Junio huele a mar. Ahora vivo lejos de él y me huele a recuerdo
y a nostalgia. Claro que también me huele a la ropa que se ha
pasado todo el invierno en el armario. Creo que la nostalgia y la naftalina
huelen igual.
Agosto huele a aburrimiento. Es un mes que odio. Y septiembre huele
a libros nuevos y a papel de forro. A curso por empezar y a vida que
se pone en marcha. Todavía hoy siento esa sensación cuando
empieza
septiembre. Me lleno de energía y quiero hacer montones de cosas.

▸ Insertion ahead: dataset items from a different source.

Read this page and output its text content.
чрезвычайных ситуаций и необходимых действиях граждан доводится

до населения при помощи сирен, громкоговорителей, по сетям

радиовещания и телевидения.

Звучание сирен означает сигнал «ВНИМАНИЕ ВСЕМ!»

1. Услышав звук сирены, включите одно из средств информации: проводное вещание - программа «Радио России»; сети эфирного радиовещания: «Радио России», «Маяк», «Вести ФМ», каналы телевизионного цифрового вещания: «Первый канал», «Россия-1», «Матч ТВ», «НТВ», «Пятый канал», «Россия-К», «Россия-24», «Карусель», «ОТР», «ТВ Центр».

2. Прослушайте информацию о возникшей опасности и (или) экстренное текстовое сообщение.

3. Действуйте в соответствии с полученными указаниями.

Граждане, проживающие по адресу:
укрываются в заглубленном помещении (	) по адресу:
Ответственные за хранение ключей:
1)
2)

Mis mejores propósitos me los hago en septiembre y no en Año
Nuevo, como hace la mayoría de la gente.
Es por esto que me gusta tanto el olor a libro recién abierto.
Me recuerda a cuando los forraba y estaba deseando que empezaran las
clases para estrenarlos. En Marzo mi cartera ya no olía tan bién.
Olía a pedacitos de goma, a virutas de lápiz y a suspensos.
Cuando dibujo libros de texto, los libros con los que muchos de vosotros
teneis que estudiar, algunos aprender a leer y algunos aprender a sumar,
pienso en que tienen que ser muy divertidos para que os apetezca hacer
vuestras tareas.
A veces lo consigo y otras no.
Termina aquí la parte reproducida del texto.